The Lawrence Arms/The Chinkees
Present Day Memories (Asian Man)
by Marc Hirsh
originally published in Space City Rock, Fall 2003
Armed with a faux-British accent, a punk attack that sounds like Good Charlotte
with a sense of history and an irrelevant but funny Simpsons sample,
The Lawrence Arms burst through “Quincentuple Your Money” with spunk enough
to fill their own non-split EP. There’s not a whole lot going on in the song
department, but for their half of Present Day Memories , the Lawrence
Arms get their foot in the door, which might buy them enough time to think
up a convincing sales pitch for their next go-round.
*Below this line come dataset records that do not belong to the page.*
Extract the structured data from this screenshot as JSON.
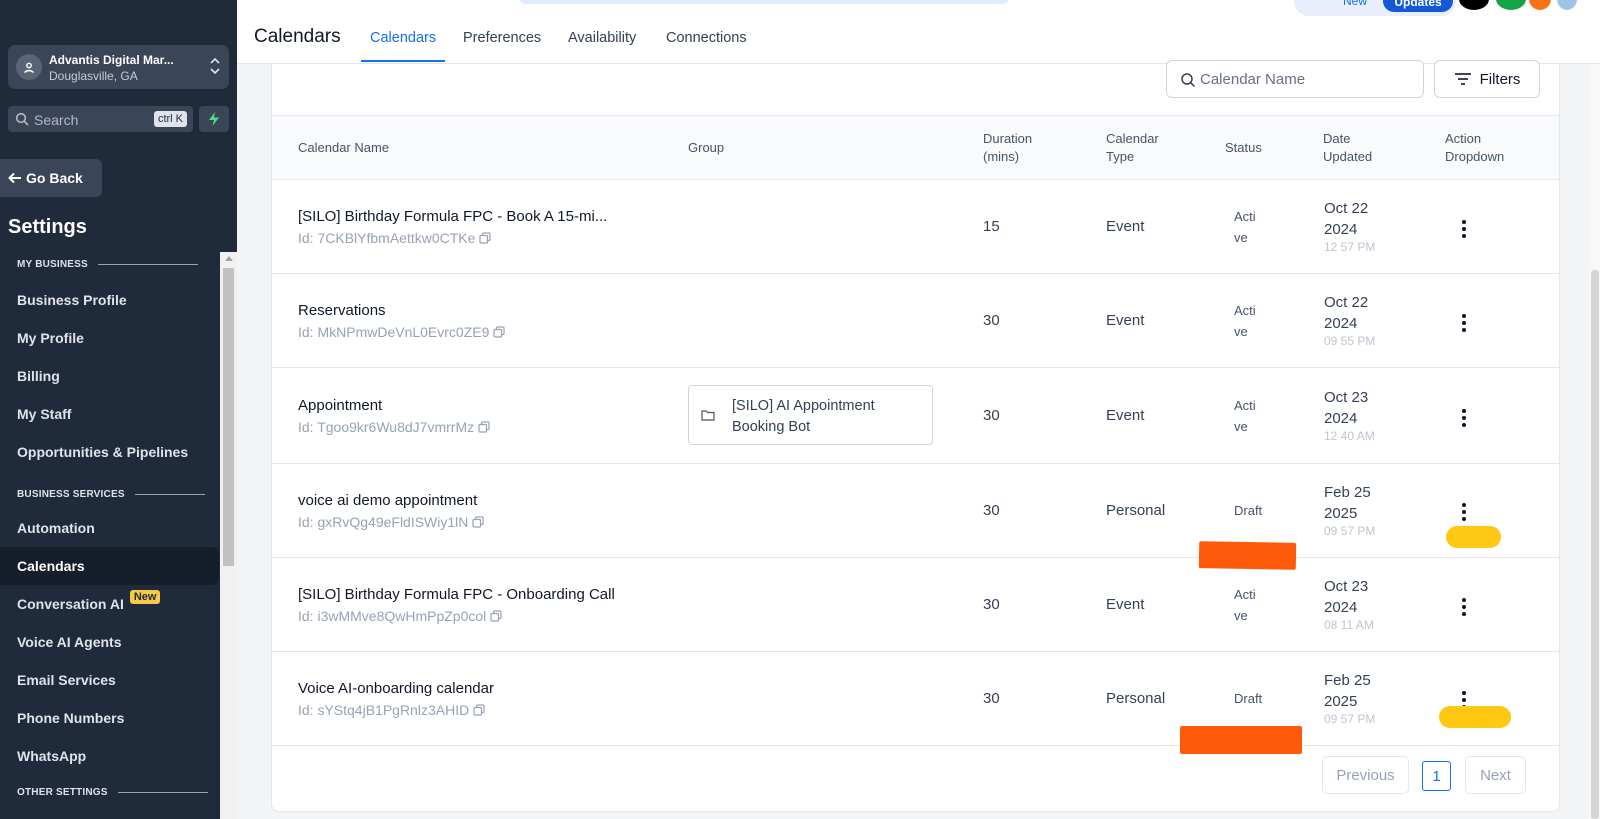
{
  "account": {
    "name": "Advantis Digital Mar...",
    "location": "Douglasville, GA"
  },
  "sidebar": {
    "search_placeholder": "Search",
    "search_shortcut": "ctrl K",
    "go_back": "Go Back",
    "title": "Settings",
    "sections": {
      "my_business": "MY BUSINESS",
      "business_services": "BUSINESS SERVICES",
      "other_settings": "OTHER SETTINGS"
    },
    "items": [
      {
        "label": "Business Profile"
      },
      {
        "label": "My Profile"
      },
      {
        "label": "Billing"
      },
      {
        "label": "My Staff"
      },
      {
        "label": "Opportunities & Pipelines"
      },
      {
        "label": "Automation"
      },
      {
        "label": "Calendars"
      },
      {
        "label": "Conversation AI",
        "badge": "New"
      },
      {
        "label": "Voice AI Agents"
      },
      {
        "label": "Email Services"
      },
      {
        "label": "Phone Numbers"
      },
      {
        "label": "WhatsApp"
      }
    ]
  },
  "header": {
    "title": "Calendars",
    "tabs": [
      {
        "label": "Calendars"
      },
      {
        "label": "Preferences"
      },
      {
        "label": "Availability"
      },
      {
        "label": "Connections"
      }
    ],
    "pill_new": "New",
    "pill_updates": "Updates"
  },
  "toolbar": {
    "search_placeholder": "Calendar Name",
    "filters_label": "Filters"
  },
  "table": {
    "headers": {
      "name": "Calendar Name",
      "group": "Group",
      "duration": [
        "Duration",
        "(mins)"
      ],
      "type": [
        "Calendar",
        "Type"
      ],
      "status": "Status",
      "updated": [
        "Date",
        "Updated"
      ],
      "action": [
        "Action",
        "Dropdown"
      ]
    },
    "rows": [
      {
        "name": "[SILO] Birthday Formula FPC - Book A 15-mi...",
        "id": "Id: 7CKBlYfbmAettkw0CTKe",
        "group": "",
        "duration": "15",
        "type": "Event",
        "status": [
          "Acti",
          "ve"
        ],
        "date": [
          "Oct 22",
          "2024"
        ],
        "time": "12 57 PM"
      },
      {
        "name": "Reservations",
        "id": "Id: MkNPmwDeVnL0Evrc0ZE9",
        "group": "",
        "duration": "30",
        "type": "Event",
        "status": [
          "Acti",
          "ve"
        ],
        "date": [
          "Oct 22",
          "2024"
        ],
        "time": "09 55 PM"
      },
      {
        "name": "Appointment",
        "id": "Id: Tgoo9kr6Wu8dJ7vmrrMz",
        "group": "[SILO] AI Appointment Booking Bot",
        "duration": "30",
        "type": "Event",
        "status": [
          "Acti",
          "ve"
        ],
        "date": [
          "Oct 23",
          "2024"
        ],
        "time": "12 40 AM"
      },
      {
        "name": "voice ai demo appointment",
        "id": "Id: gxRvQg49eFldISWiy1lN",
        "group": "",
        "duration": "30",
        "type": "Personal",
        "status": [
          "Draft",
          ""
        ],
        "date": [
          "Feb 25",
          "2025"
        ],
        "time": "09 57 PM"
      },
      {
        "name": "[SILO] Birthday Formula FPC - Onboarding Call",
        "id": "Id: i3wMMve8QwHmPpZp0col",
        "group": "",
        "duration": "30",
        "type": "Event",
        "status": [
          "Acti",
          "ve"
        ],
        "date": [
          "Oct 23",
          "2024"
        ],
        "time": "08 11 AM"
      },
      {
        "name": "Voice AI-onboarding calendar",
        "id": "Id: sYStq4jB1PgRnlz3AHID",
        "group": "",
        "duration": "30",
        "type": "Personal",
        "status": [
          "Draft",
          ""
        ],
        "date": [
          "Feb 25",
          "2025"
        ],
        "time": "09 57 PM"
      }
    ]
  },
  "pagination": {
    "previous": "Previous",
    "page": "1",
    "next": "Next"
  },
  "colors": {
    "sidebar_bg": "#1f2a3b",
    "accent": "#1570ef",
    "annotation_orange": "#ff5a0a",
    "annotation_yellow": "#ffc812"
  }
}
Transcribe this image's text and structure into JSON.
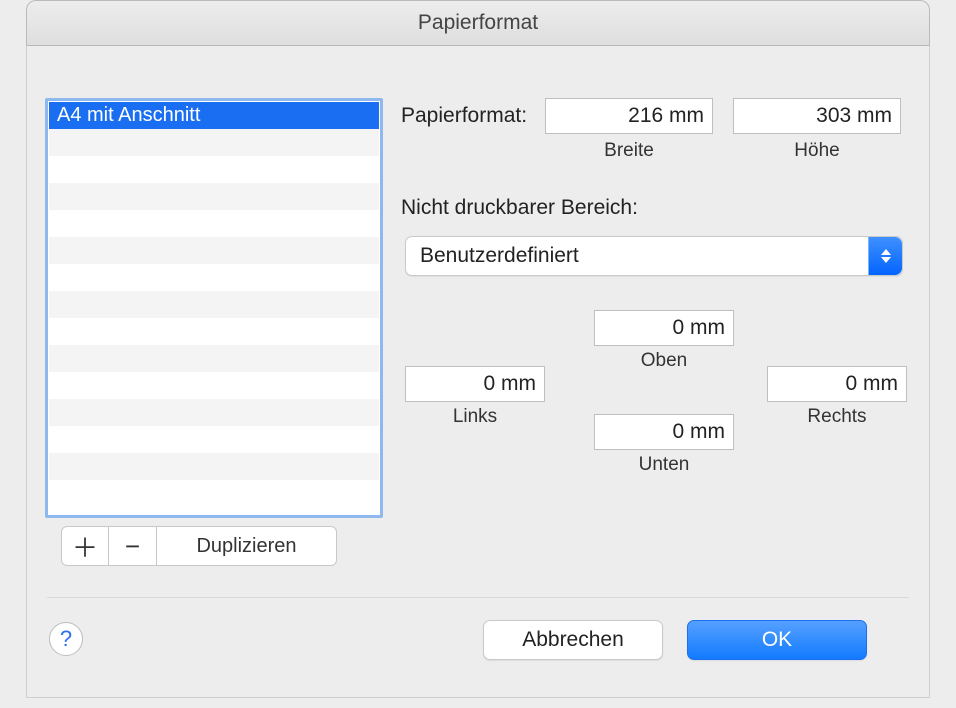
{
  "window": {
    "title": "Papierformat"
  },
  "list": {
    "items": [
      "A4 mit Anschnitt"
    ],
    "selected_index": 0,
    "duplicate_label": "Duplizieren"
  },
  "labels": {
    "paper_size": "Papierformat:",
    "width": "Breite",
    "height": "Höhe",
    "non_printable": "Nicht druckbarer Bereich:",
    "top": "Oben",
    "bottom": "Unten",
    "left": "Links",
    "right": "Rechts"
  },
  "size": {
    "width": "216 mm",
    "height": "303 mm"
  },
  "non_printable": {
    "selected": "Benutzerdefiniert"
  },
  "margins": {
    "top": "0 mm",
    "bottom": "0 mm",
    "left": "0 mm",
    "right": "0 mm"
  },
  "buttons": {
    "cancel": "Abbrechen",
    "ok": "OK"
  }
}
The Chinkees see that
punk mania and add one brilliant conceit – hey, why not play an organ like
a rhythm guitar instead of, you know, like an organ? – to create a frenzy
on “Clouding Up My Storm” and “1980’s Drowning Me” that’s brief enough that
nobody need care that nothing much just happened. That organ is put back
in its place by the ska tune that soon follows, but it’s ultimately the title
track that’s pretty much the only thing I’d really like to hear more of from
the Chinkees. It’s a live, solo-acoustic song that sounds, compositionally
and vocally, like Squeeze if Glenn Tillbrook were a depressive. It’s as driven
and unsettling as the Mountain Goats, and it makes the rest of the songs on
Present Day Memories sound like scraps.